How the 50 States Rate in Providing Online Access to Government Spending Data

Report

Georgia PIRG Education Fund and the Frontier Group

State governments spend hundreds of billions of dollars each year through contracts for goods and services, subsidies to encourage economic development, and other expenditures. Public accountability helps ensure that state funds are spent as wisely as possible. State-operated spending transparency websites provide checkbook-level detail on government spending, allowing citizens and watchdog groups to view payments made to individual companies, the goods or services purchased, and the benefits obtained in exchange for public subsidies. All 50 states operate websites to make information on state expenditures accessible to the public, and in the past year these web portals continued to improve. For instance, all but five states provide checkbook-level data for one or more economic development subsidy programs and more than half of states make that subsidy data available for researchers to download and analyze. This seventh annual evaluation of state transparency websites finds that states continue to make progress toward comprehensive, one-stop, one-click transparency and accountability for state government spending. In 2015, several states launched new and improved websites to better open the books on public spending, or have adopted new practices to further expand citizens’ access to critical spending information.

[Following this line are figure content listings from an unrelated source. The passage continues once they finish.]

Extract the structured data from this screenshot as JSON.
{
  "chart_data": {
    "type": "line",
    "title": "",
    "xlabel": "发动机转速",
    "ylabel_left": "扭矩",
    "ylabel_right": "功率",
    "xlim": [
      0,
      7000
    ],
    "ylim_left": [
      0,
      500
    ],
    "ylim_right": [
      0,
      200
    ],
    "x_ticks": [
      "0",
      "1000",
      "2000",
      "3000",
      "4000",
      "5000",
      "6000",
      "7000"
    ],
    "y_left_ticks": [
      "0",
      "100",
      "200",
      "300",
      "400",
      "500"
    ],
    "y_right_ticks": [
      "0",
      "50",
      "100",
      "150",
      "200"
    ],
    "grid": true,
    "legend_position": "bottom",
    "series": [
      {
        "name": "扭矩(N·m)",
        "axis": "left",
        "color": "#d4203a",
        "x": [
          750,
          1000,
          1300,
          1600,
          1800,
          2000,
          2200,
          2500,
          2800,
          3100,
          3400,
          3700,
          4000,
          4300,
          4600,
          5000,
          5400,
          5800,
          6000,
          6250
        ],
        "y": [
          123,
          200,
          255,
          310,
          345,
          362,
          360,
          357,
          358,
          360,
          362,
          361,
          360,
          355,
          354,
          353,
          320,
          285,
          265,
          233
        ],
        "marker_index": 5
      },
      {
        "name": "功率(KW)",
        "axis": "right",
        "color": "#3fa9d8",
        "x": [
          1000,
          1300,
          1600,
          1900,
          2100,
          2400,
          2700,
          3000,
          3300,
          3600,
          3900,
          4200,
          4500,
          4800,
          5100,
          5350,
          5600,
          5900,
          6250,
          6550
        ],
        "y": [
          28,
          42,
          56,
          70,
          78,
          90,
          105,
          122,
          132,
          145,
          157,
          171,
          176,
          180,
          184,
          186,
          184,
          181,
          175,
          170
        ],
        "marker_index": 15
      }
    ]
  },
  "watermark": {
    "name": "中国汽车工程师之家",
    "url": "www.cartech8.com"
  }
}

Several states, however, continue to lag behind.

Several states have made substantive upgrades to their transparency sites or added new features that give the public unprecedented ability to monitor how their government allocates resources. Of particular note:

•             Michigan streamlined its transparency data and added functionality to its transparency website, including allowing bulk download of all its data.

•             West Virginia launched a new site with data on projected and actual public benefits of the state’s major subsidy programs.

•             Utah and Arizona have joined several other states in adding data from localities, municipalities and school districts to their state transparency portals. This provides an inexpensive way to improve the transparency of the spending that often affects ordinary citizens most directly.

•             Indiana, Minnesota, Nebraska, New Hampshire and Washington now prominently feature data on quasipublic entities with web pages dedicated solely to these agencies, boards, authorities and commissions.